A new 35mm print of the feature film, JEDDA, is now available - Courtesy of Curtis Brown (Aust) Pty Ltd, the sponsors Kodak (Australasia) and Atlab Australia.

National Film and Sound Archive National Collection Title number 1270

Jedda
Robert Tudawali and Ngarla Kunoth in Jedda

JEDDA (1955)

Classification: G rating

Director: Charles Chauvel

Year of Production: 1953

Duration: 101 minutes
Format: 35mm, Colour. Mono optical soundtrack. Remastered to Dolby® Digital.

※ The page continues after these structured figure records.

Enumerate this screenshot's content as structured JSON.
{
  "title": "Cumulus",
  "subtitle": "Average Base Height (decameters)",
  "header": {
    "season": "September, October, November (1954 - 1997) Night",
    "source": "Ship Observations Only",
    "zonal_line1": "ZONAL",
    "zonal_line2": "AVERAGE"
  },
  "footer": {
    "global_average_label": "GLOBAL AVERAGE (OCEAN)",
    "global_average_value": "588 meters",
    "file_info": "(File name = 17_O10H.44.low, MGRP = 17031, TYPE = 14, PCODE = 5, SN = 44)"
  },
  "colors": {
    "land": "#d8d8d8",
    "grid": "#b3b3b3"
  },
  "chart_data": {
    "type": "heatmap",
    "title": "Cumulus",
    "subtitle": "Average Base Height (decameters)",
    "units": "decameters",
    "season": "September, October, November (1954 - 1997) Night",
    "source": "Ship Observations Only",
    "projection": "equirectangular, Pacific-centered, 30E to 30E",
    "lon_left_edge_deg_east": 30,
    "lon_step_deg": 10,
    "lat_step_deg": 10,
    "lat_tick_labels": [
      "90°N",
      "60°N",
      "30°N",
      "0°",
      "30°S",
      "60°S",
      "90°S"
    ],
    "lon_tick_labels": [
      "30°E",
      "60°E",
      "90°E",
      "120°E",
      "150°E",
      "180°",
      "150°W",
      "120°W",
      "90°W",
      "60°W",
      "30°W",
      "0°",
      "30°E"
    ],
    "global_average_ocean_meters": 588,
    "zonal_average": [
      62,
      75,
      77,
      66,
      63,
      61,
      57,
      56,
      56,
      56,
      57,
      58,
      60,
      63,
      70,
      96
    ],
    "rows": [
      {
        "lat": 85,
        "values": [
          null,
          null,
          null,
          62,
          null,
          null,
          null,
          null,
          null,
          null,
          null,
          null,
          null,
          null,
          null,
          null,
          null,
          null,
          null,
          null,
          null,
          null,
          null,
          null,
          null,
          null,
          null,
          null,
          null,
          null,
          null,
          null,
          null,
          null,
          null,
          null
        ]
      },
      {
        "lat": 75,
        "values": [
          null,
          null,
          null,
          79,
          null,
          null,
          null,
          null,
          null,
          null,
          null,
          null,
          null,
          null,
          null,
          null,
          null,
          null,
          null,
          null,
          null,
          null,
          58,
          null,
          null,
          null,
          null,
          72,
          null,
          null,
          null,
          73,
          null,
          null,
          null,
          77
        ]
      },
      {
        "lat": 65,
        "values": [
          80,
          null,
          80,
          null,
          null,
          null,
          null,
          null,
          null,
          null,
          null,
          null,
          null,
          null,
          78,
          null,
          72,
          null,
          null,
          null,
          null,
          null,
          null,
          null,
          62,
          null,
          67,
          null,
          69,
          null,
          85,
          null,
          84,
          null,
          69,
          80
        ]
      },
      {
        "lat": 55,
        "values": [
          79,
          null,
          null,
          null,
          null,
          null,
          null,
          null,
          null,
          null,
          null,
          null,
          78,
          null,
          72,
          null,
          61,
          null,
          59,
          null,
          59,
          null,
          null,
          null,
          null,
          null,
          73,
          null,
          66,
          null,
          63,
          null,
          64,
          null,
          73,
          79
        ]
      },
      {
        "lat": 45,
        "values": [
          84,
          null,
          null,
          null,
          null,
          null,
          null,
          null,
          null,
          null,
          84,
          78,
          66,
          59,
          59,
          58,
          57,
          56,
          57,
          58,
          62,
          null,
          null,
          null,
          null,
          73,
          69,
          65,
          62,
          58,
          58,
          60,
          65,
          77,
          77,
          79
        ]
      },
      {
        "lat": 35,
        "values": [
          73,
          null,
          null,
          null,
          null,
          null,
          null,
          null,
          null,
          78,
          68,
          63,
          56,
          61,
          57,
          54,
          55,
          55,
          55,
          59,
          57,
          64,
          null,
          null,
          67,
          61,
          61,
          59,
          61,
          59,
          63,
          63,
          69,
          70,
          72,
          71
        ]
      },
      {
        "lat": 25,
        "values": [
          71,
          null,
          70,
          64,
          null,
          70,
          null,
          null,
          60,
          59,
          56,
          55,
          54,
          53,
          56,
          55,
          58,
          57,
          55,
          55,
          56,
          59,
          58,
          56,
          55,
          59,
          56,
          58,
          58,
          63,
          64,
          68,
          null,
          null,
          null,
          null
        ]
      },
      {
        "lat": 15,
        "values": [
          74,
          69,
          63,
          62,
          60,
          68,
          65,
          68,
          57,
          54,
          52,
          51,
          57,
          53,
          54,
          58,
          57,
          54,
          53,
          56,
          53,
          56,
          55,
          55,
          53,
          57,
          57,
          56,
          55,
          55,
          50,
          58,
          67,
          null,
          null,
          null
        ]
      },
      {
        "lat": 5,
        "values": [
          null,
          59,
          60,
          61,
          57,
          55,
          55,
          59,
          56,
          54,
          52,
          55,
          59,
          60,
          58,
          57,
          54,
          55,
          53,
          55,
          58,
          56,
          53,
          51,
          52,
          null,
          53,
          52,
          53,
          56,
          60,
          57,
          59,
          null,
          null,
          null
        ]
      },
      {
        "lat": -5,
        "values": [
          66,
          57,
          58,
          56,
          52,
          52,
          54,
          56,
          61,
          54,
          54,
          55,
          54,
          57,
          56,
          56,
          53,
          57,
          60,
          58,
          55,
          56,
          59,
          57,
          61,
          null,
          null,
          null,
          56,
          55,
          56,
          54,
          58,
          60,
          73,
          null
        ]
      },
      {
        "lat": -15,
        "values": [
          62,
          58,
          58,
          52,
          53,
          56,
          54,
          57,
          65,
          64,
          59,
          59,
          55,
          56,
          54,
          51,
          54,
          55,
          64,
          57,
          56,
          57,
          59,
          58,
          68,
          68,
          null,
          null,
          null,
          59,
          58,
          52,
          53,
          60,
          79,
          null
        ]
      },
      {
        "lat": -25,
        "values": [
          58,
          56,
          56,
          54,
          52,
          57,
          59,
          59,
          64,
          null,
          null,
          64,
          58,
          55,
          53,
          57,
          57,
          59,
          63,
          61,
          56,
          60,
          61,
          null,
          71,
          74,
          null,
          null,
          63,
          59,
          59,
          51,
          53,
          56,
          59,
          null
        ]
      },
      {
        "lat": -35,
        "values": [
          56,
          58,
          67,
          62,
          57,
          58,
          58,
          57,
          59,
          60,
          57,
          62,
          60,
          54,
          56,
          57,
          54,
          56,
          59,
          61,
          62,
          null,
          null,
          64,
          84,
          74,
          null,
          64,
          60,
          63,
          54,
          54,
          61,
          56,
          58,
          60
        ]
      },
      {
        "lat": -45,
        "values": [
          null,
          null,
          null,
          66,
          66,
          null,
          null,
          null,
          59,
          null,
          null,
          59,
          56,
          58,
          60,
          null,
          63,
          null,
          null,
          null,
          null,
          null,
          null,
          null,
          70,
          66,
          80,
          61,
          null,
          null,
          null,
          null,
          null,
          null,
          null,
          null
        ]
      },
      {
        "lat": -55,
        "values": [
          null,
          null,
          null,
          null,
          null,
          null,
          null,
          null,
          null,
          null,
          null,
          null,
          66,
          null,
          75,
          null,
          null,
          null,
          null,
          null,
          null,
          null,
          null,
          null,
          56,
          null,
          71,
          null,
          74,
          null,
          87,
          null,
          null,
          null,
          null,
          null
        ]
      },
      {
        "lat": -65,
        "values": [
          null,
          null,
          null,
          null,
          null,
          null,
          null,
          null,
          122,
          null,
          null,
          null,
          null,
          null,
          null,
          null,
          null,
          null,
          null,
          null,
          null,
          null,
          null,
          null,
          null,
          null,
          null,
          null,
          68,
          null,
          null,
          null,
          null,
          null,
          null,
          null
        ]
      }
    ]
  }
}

Production Company: Charles Chauvel Productions
Producer: Charles Chauvel
Director of Photography: Carl Kayser
Editor: Alex Ezard, Jack Gardiner, Pam Bosworth
Dialogue: Elsa Chauvel
Music: Isadore Goodman

Cast: Ngarla Kunoth (Jedda), Robert Tudawali (Marbuck), Betty Suttor (Sarah McMann), Paul Reynall (Joe), George Simpson-Lyttle (Douglas McMann), Tas Fitzer (Peter Wallis), Wason Byers (Felix Romeo), Willie Farrar (little Joe), Margaret Dingle (little Jedda)

Synopsis

Ngarla Kunoth as 'Jedda'
Ngarla Kunoth as 'Jedda'

Jedda is the story of an Aboriginal baby raised on a cattle station in the Northern Territory by a white woman after mourning the loss of her own child. The young girl is brought up knowing nothing of her own culture or customs. Her whole life is dramatically changed when a young full blood Aboriginal abducts her.

Background

After completing Sons of Matthew, Charles Chauvel was determined to produce a uniquely Australian story that could only be told by Australians. Hence, Jedda was the first colour feature film made by an Australian company. Charles Chauvel's usual backers, Universal, refused to support the film believing too unusual and casting unknown Aborigines in the leading roles. Chauvel eventually raised finance for the film from various businessmen in Sydney. Filmed on location in the Northern Territory, the colour footage of the outback landscape is one of the most compelling features in the film. The final scenes in the film were initially filmed at Katherine Gorge, NT, however, the last roll of negative was destroyed in a plane crash on its way for developing in England and the scenes were re-shot at Kanangra Falls in the Blue Mountains. The film premiered in Darwin in January 1955. This film was both a critical and commercial success in Australia and overseas. Jedda was the first Australia film to be accepted at the 1955 Cannes Film Festival.

Note: See Night Cries – A Rural Tragedy

Preservation

The film was shot on a delicate film stock known as Gevacolor, and as there were no colour-processing laboratories in Australia, the negatives were sent by plane to the processing laboratory in Denham Studios, London. In time, this film stock began to fade and all existing prints had faded by the seventies. Charles' daughter, Elsa Chauvel, eventually located the original b/w tri-separations in England. A 35mm negative was processed from these tri-separations restoring the film to full colour. The recently processed new print has been colour regraded and the soundtrack has been remastered with a Dolby SR Digital track.